For the next step, each of the small groups was requested to cluster and prioritize the barriers, thus, active discussions took place, and everyone shared their ideas out loud. Our HaSET field supervisors did a great job moderating the small group discussions. Subsequently, the discussion shifted towards solutions and strategies for overcoming the identified barriers. Interestingly, all groups came up with very similar solutions despite using different real examples and views on how to implement those. Behavioral and sensitization campaigns to raise awareness on the importance to disclose pregnancy and initiate antenatal care during the first trimester of gestation, and educational interventions to help women recognize signs and symptoms of pregnancy were among the most repeated proposed strategies. Finally, a big group discussion was convened where all ideas were shared by a representative of each team, and a collective list of priority interventions and strategies was put together
I felt proud of the team’s organization and the motivation of each single workshop participant. The activity was a success culminating in a list of potential solutions and strategies that could foster early pregnancy disclosure and antenatal care initiation within our community. This list has been shared internally with the HaSET team, setting the stage for our next steps. We’re actively seeking funding to execute these proposed interventions, and we’re committed to keeping CAB members and the wider community informed of our progress. This collaborative approach ensures that the community’s valuable insights will guide the implementation of these initiatives.

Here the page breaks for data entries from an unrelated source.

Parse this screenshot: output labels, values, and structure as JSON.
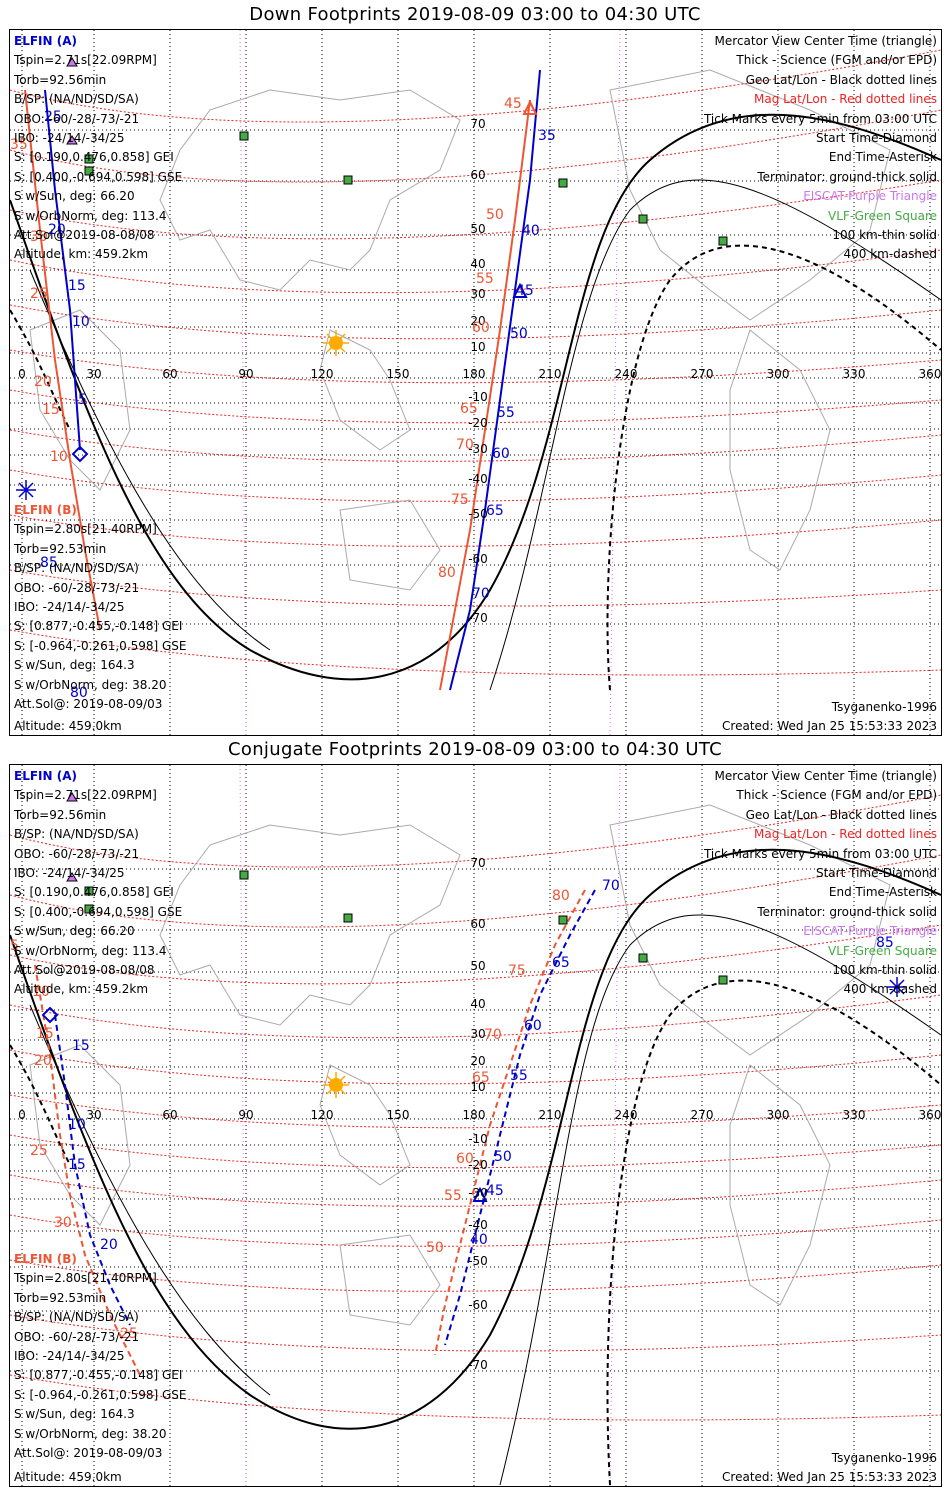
{
  "panels": [
    {
      "title": "Down Footprints 2019-08-09 03:00 to 04:30 UTC",
      "info_a": {
        "header": "ELFIN (A)",
        "lines": [
          "Tspin=2.71s[22.09RPM]",
          "Torb=92.56min",
          "B/SP: (NA/ND/SD/SA)",
          "OBO: -60/-28/-73/-21",
          "IBO: -24/14/-34/25",
          "S: [0.190,0.476,0.858] GEI",
          "S: [0.400,-0.694,0.598] GSE",
          "S w/Sun, deg: 66.20",
          "S w/OrbNorm, deg: 113.4",
          "Att.Sol@2019-08-08/08",
          "Altitude, km: 459.2km"
        ]
      },
      "info_b": {
        "header": "ELFIN (B)",
        "lines": [
          "Tspin=2.80s[21.40RPM]",
          "Torb=92.53min",
          "B/SP: (NA/ND/SD/SA)",
          "OBO: -60/-28/-73/-21",
          "IBO: -24/14/-34/25",
          "S: [0.877,-0.455,-0.148] GEI",
          "S: [-0.964,-0.261,0.598] GSE",
          "S w/Sun, deg: 164.3",
          "S w/OrbNorm, deg: 38.20",
          "Att.Sol@: 2019-08-09/03",
          "Altitude: 459.0km"
        ]
      },
      "model": "Tsyganenko-1996",
      "created": "Created: Wed Jan 25 15:53:33 2023"
    },
    {
      "title": "Conjugate Footprints 2019-08-09 03:00 to 04:30 UTC",
      "info_a": {
        "header": "ELFIN (A)",
        "lines": [
          "Tspin=2.71s[22.09RPM]",
          "Torb=92.56min",
          "B/SP: (NA/ND/SD/SA)",
          "OBO: -60/-28/-73/-21",
          "IBO: -24/14/-34/25",
          "S: [0.190,0.476,0.858] GEI",
          "S: [0.400,-0.694,0.598] GSE",
          "S w/Sun, deg: 66.20",
          "S w/OrbNorm, deg: 113.4",
          "Att.Sol@2019-08-08/08",
          "Altitude, km: 459.2km"
        ]
      },
      "info_b": {
        "header": "ELFIN (B)",
        "lines": [
          "Tspin=2.80s[21.40RPM]",
          "Torb=92.53min",
          "B/SP: (NA/ND/SD/SA)",
          "OBO: -60/-28/-73/-21",
          "IBO: -24/14/-34/25",
          "S: [0.877,-0.455,-0.148] GEI",
          "S: [-0.964,-0.261,0.598] GSE",
          "S w/Sun, deg: 164.3",
          "S w/OrbNorm, deg: 38.20",
          "Att.Sol@: 2019-08-09/03",
          "Altitude: 459.0km"
        ]
      },
      "model": "Tsyganenko-1996",
      "created": "Created: Wed Jan 25 15:53:33 2023"
    }
  ],
  "legend": [
    {
      "text": "Mercator View Center Time (triangle)",
      "color": "#000000"
    },
    {
      "text": "Thick - Science (FGM and/or EPD)",
      "color": "#000000"
    },
    {
      "text": "Geo Lat/Lon - Black dotted lines",
      "color": "#000000"
    },
    {
      "text": "Mag Lat/Lon - Red dotted lines",
      "color": "#ee2222"
    },
    {
      "text": "Tick Marks every 5min from 03:00 UTC",
      "color": "#000000"
    },
    {
      "text": "Start Time-Diamond",
      "color": "#000000"
    },
    {
      "text": "End Time-Asterisk",
      "color": "#000000"
    },
    {
      "text": "Terminator: ground-thick solid",
      "color": "#000000"
    },
    {
      "text": "EISCAT-Purple Triangle",
      "color": "#cc77ee"
    },
    {
      "text": "VLF-Green Square",
      "color": "#44aa44"
    },
    {
      "text": "100 km-thin solid",
      "color": "#000000"
    },
    {
      "text": "400 km-dashed",
      "color": "#000000"
    }
  ],
  "lon_ticks": [
    "0",
    "30",
    "60",
    "90",
    "120",
    "150",
    "180",
    "210",
    "240",
    "270",
    "300",
    "330",
    "360"
  ],
  "lat_ticks_n": [
    "70",
    "60",
    "50",
    "40",
    "30",
    "20",
    "10"
  ],
  "lat_ticks_s": [
    "-10",
    "-20",
    "-30",
    "-40",
    "-50",
    "-60",
    "-70"
  ],
  "colors": {
    "elfin_a": "#0000cc",
    "elfin_b": "#ee5533",
    "mag_grid": "#ee2222",
    "eiscat": "#cc77ee",
    "vlf": "#44aa44",
    "sun": "#ffaa00"
  },
  "down_labels_a": [
    "25",
    "20",
    "15",
    "10",
    "5",
    "35",
    "40",
    "45",
    "50",
    "55",
    "60",
    "65",
    "70",
    "80"
  ],
  "down_labels_b": [
    "35",
    "30",
    "25",
    "20",
    "15",
    "10",
    "45",
    "50",
    "55",
    "60",
    "65",
    "70",
    "75",
    "80",
    "85"
  ],
  "conj_labels_a": [
    "15",
    "10",
    "15",
    "20",
    "70",
    "65",
    "60",
    "55",
    "50",
    "45",
    "40",
    "85"
  ],
  "conj_labels_b": [
    "5",
    "10",
    "15",
    "20",
    "25",
    "30",
    "80",
    "75",
    "70",
    "65",
    "60",
    "55",
    "50",
    "25"
  ]
}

As a researcher and public health professional, this experience served as a valuable lesson. I learned that the power of the collective community knowledge is immeasurable. I understood that designing an approach to respond to any research question must be aligned with the needs of the recipient community and that every strategy must be culturally sensitive and implementable within the unique context of the setting.
It’s dark and I’m almost in Addis Ababa. This experience in Ethiopia shortened the distance between our teams in Boston and Addis, strengthened the connection among us, and shaped our next steps based on the community needs and preferences. Good night, Ethiopia, more collective work to come!